Algunos ilusionistas, que lamentablemente en estos tiempos sobran, pensaron dentro de su inocencia que la denominada Cumbre del Cambio Climático podría tomar medidas acordes con el drama que vive el planeta.

En realidad Copenhague y su Cumbre vuelven a reafirmar que los poderosos del mundo, absolutamente culpables de la barbarie a la que todos los terrícolas estamos sometidos, no van a mover un dedo para lograr parar las llamadas emanaciones asesinas.

En realidad lo que debemos tener claro es que llegamos a lo que llegamos debido a que impera un sistema absolutamente irracional como lo es el capitalismo.

Todo se supedita al lucro. El ser humano debe de supeditarse a la economía, que es la que dice cómo, cuánto y cuándo debemos de vivir y también de qué forma.

Rosa Luxemburgo ya predecía que iríamos a la barbarie si el sistema no se cambiaba de raíz. Habló con claridad de la barbarie a la que la humanidad asistiría.

Hoy ya no quedan dudas; tsunamis, recalentamientos, inviernos incontrolables, la gente muere tanto y a la misma velocidad que la tecnología de punta avanza. Esta contradicción sólo es posible en la irracionalidad mayor que el capitalismo desarrolla a diario y con mayor intensidad.

Los latinoamericanos en particular debemos de ser conscientes de que somos el continente que tiene riquezas inconmensurables, los mantos acuíferos más importantes, energía de la que se pida y sobre todo seguimos siendo la reserva alimenticia del mundo. Esto, que debería ser una gran alegría, se convierte en un peligro cuando domina el capital.

En poco tiempo el agua y los alimentos serán tan codiciados como lo es hoy el petróleo y los capitalistas no van a dudar en apropiarse de ello. En ese marco debemos de vincular con claridad que el problema del cambio climático es un tema esencialmente político y no se trata de buenos y malos, se trata de intereses económicos, que hacen a la política que se implementa al respecto. No podemos tener ninguna expectativa en este tipo de «cumbres», donde ordenan los poderosos.

Se trata de colocar en la agenda hoy más que nunca el problema ecológico como problema político de las grandes mayorías del planeta en contradicción histórica con la minoría de la clase que nos domina y su imperio. La política tampoco es un problema del color de la piel; muchos creyeron que como Obama había asumido como presidente del país más racista de la historia, iba a haber cambios. La política es tal o cual según los intereses de clase que se defiendan, esto es clave para entender que Obama, siendo negro, se parece más a Bush que a Luther King o a Mandela.

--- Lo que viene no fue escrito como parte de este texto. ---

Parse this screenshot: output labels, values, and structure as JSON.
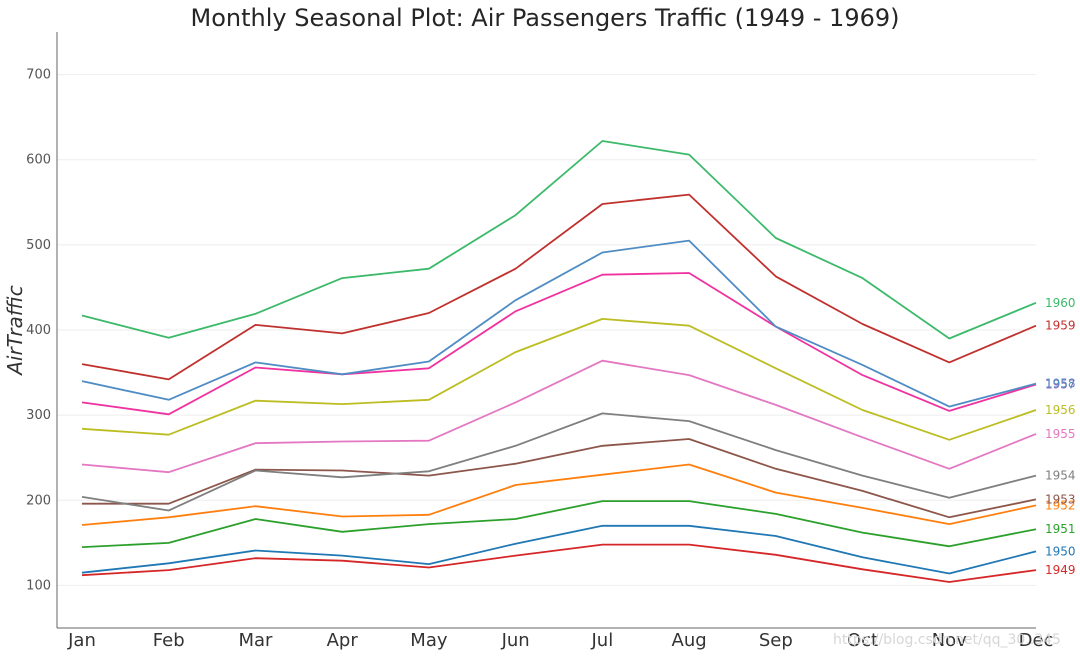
{
  "chart_data": {
    "type": "line",
    "title": "Monthly Seasonal Plot: Air Passengers Traffic (1949 - 1969)",
    "xlabel": "",
    "ylabel": "AirTraffic",
    "categories": [
      "Jan",
      "Feb",
      "Mar",
      "Apr",
      "May",
      "Jun",
      "Jul",
      "Aug",
      "Sep",
      "Oct",
      "Nov",
      "Dec"
    ],
    "ylim": [
      50,
      750
    ],
    "yticks": [
      100,
      200,
      300,
      400,
      500,
      600,
      700
    ],
    "grid": true,
    "legend": "none",
    "series": [
      {
        "name": "1949",
        "color": "#d62728",
        "values": [
          112,
          118,
          132,
          129,
          121,
          135,
          148,
          148,
          136,
          119,
          104,
          118
        ]
      },
      {
        "name": "1950",
        "color": "#1f77b4",
        "values": [
          115,
          126,
          141,
          135,
          125,
          149,
          170,
          170,
          158,
          133,
          114,
          140
        ]
      },
      {
        "name": "1951",
        "color": "#2ca02c",
        "values": [
          145,
          150,
          178,
          163,
          172,
          178,
          199,
          199,
          184,
          162,
          146,
          166
        ]
      },
      {
        "name": "1952",
        "color": "#ff7f0e",
        "values": [
          171,
          180,
          193,
          181,
          183,
          218,
          230,
          242,
          209,
          191,
          172,
          194
        ]
      },
      {
        "name": "1953",
        "color": "#8c564b",
        "values": [
          196,
          196,
          236,
          235,
          229,
          243,
          264,
          272,
          237,
          211,
          180,
          201
        ]
      },
      {
        "name": "1954",
        "color": "#7f7f7f",
        "values": [
          204,
          188,
          235,
          227,
          234,
          264,
          302,
          293,
          259,
          229,
          203,
          229
        ]
      },
      {
        "name": "1955",
        "color": "#e377c2",
        "values": [
          242,
          233,
          267,
          269,
          270,
          315,
          364,
          347,
          312,
          274,
          237,
          278
        ]
      },
      {
        "name": "1956",
        "color": "#bcbd22",
        "values": [
          284,
          277,
          317,
          313,
          318,
          374,
          413,
          405,
          355,
          306,
          271,
          306
        ]
      },
      {
        "name": "1957",
        "color": "#f032a0",
        "values": [
          315,
          301,
          356,
          348,
          355,
          422,
          465,
          467,
          404,
          347,
          305,
          336
        ]
      },
      {
        "name": "1958",
        "color": "#4f8cc4",
        "values": [
          340,
          318,
          362,
          348,
          363,
          435,
          491,
          505,
          404,
          359,
          310,
          337
        ]
      },
      {
        "name": "1959",
        "color": "#c0312e",
        "values": [
          360,
          342,
          406,
          396,
          420,
          472,
          548,
          559,
          463,
          407,
          362,
          405
        ]
      },
      {
        "name": "1960",
        "color": "#3cb96a",
        "values": [
          417,
          391,
          419,
          461,
          472,
          535,
          622,
          606,
          508,
          461,
          390,
          432
        ]
      }
    ],
    "series_label_colors": {
      "1958": "#4f8cc4",
      "1957": "#9467bd"
    }
  },
  "watermark": {
    "text": "https://blog.csdn.net/qq_30..345"
  }
}
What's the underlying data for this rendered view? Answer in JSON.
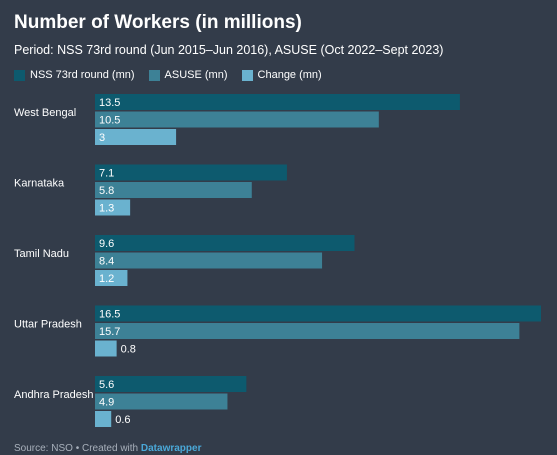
{
  "chart_data": {
    "type": "bar",
    "orientation": "horizontal",
    "title": "Number of Workers (in millions)",
    "subtitle": "Period: NSS 73rd round (Jun 2015–Jun 2016), ASUSE (Oct 2022–Sept 2023)",
    "categories": [
      "West Bengal",
      "Karnataka",
      "Tamil Nadu",
      "Uttar Pradesh",
      "Andhra Pradesh"
    ],
    "series": [
      {
        "name": "NSS 73rd round (mn)",
        "color": "#0d5a6e",
        "values": [
          13.5,
          7.1,
          9.6,
          16.5,
          5.6
        ],
        "labels": [
          "13.5",
          "7.1",
          "9.6",
          "16.5",
          "5.6"
        ]
      },
      {
        "name": "ASUSE (mn)",
        "color": "#3d8196",
        "values": [
          10.5,
          5.8,
          8.4,
          15.7,
          4.9
        ],
        "labels": [
          "10.5",
          "5.8",
          "8.4",
          "15.7",
          "4.9"
        ]
      },
      {
        "name": "Change (mn)",
        "color": "#6ab2cf",
        "values": [
          3,
          1.3,
          1.2,
          0.8,
          0.6
        ],
        "labels": [
          "3",
          "1.3",
          "1.2",
          "0.8",
          "0.6"
        ]
      }
    ],
    "xlim": [
      0,
      16.5
    ],
    "grid": false,
    "legend_position": "top-left"
  },
  "source": {
    "prefix": "Source: NSO • Created with ",
    "tool": "Datawrapper"
  }
}
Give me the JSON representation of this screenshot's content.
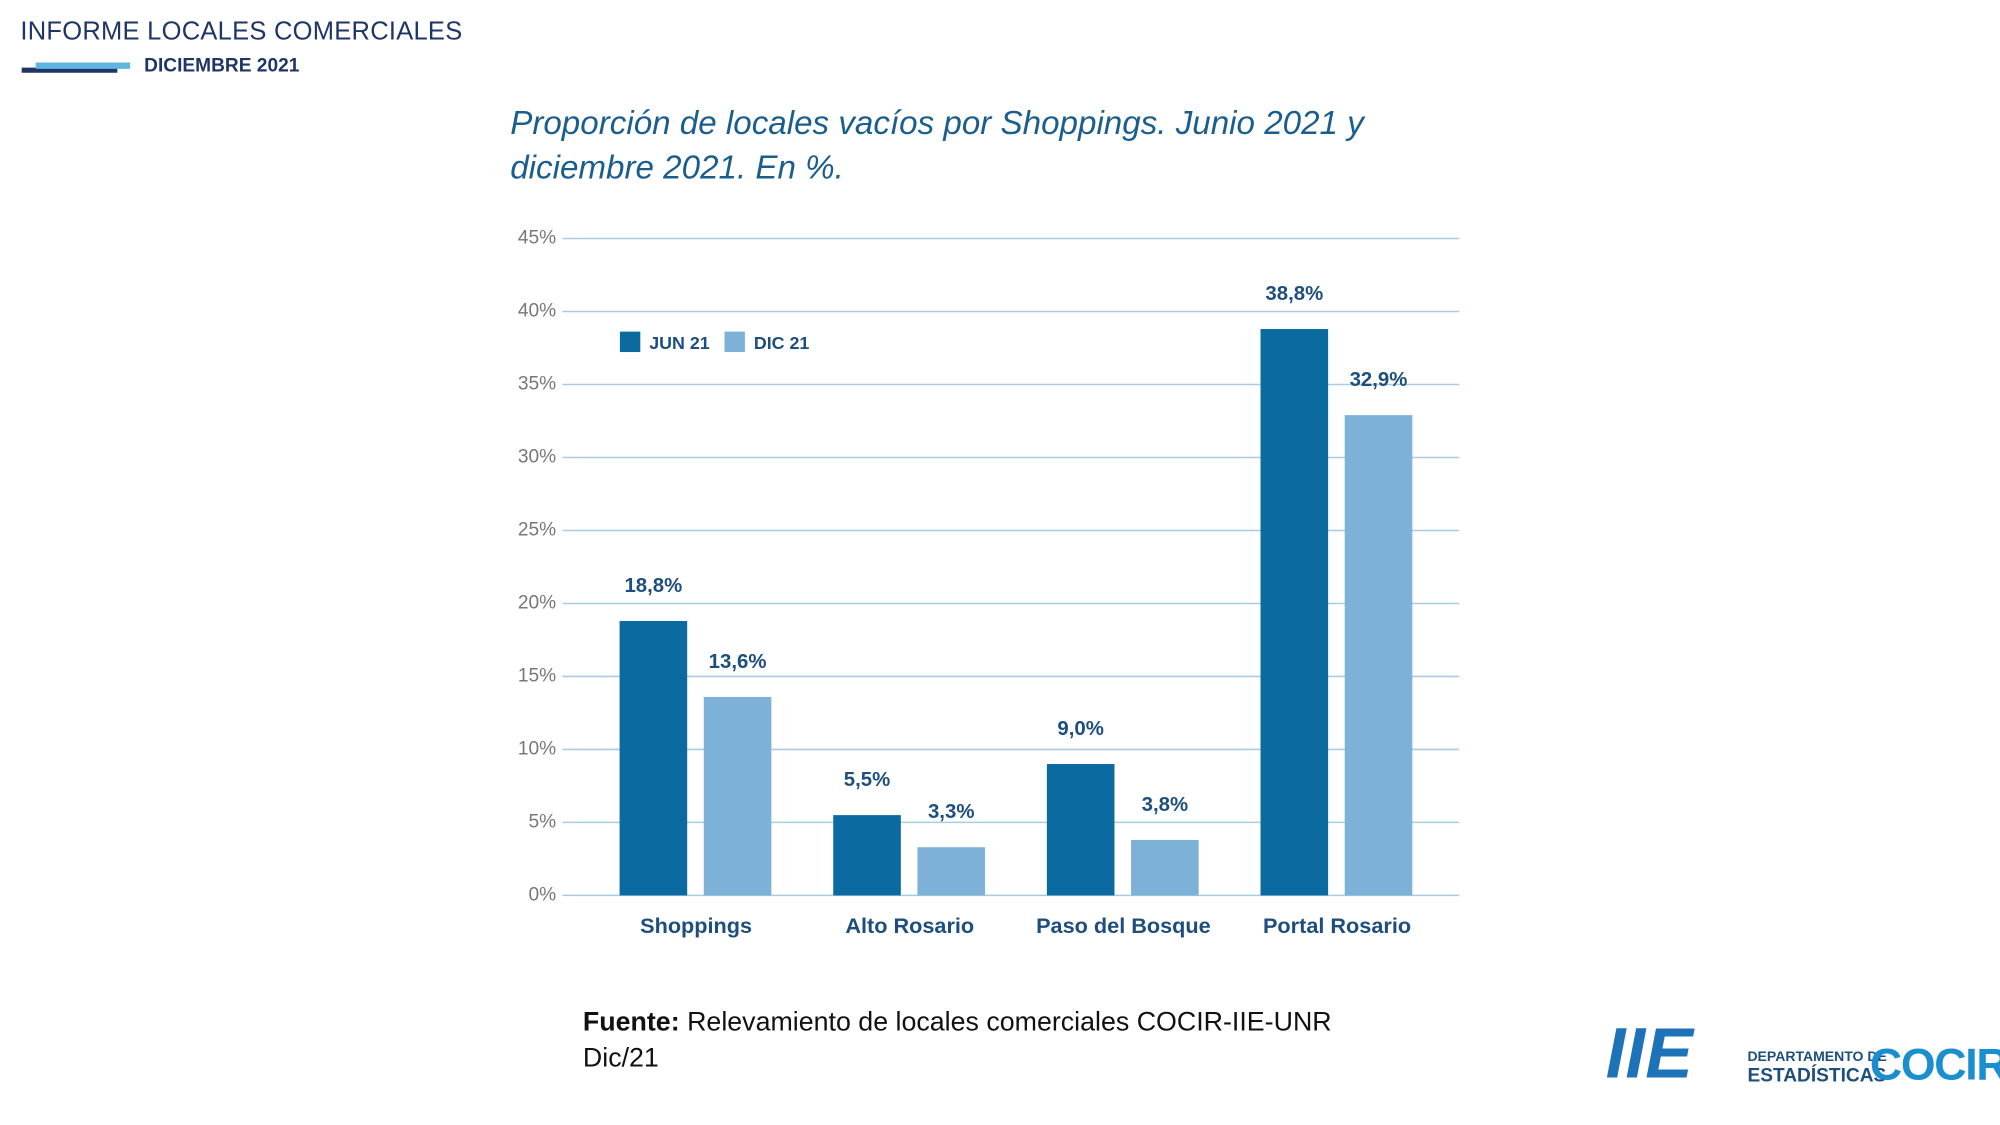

En esta Cumbre Obama volvió a mostrar lo que verdaderamente defiende. Es por ello que no quiso firmar ningún acuerdo más que el que estaba en los planes de las grandes trasnacionales. Es el mismo Obama que aumentó el presupuesto bélico del imperio aún más que Bush, manda tropas en número de 13.000 a la guerra de Afganistán, es el mismo que no se retira de Irak, es el mismo que apoya a los golpistas de Honduras. En definitiva, todo esto debe de servir para que los vendedores de ilusiones de capitalismo con «rostro humano» no sigan confundiendo a la gente.

La inefable Mafalda en sus claras afirmaciones decía «paren el mundo que me quiero bajar». Quizás hoy es el momento que todas las organizaciones del campo popular de nuestro mundo digan paremos el mundo y que se bajen de una vez los que atentan contra la vida. Para llegar a ello debemos desterrar toda propuesta ilusoria y saber que de nosotros depende en gran medida que cuanto más nos politicemos, cuanto más nos preparemos, cuanto más desterremos que el hacer política es algo malo, más cerca de los cambios ya imprescindibles estaremos.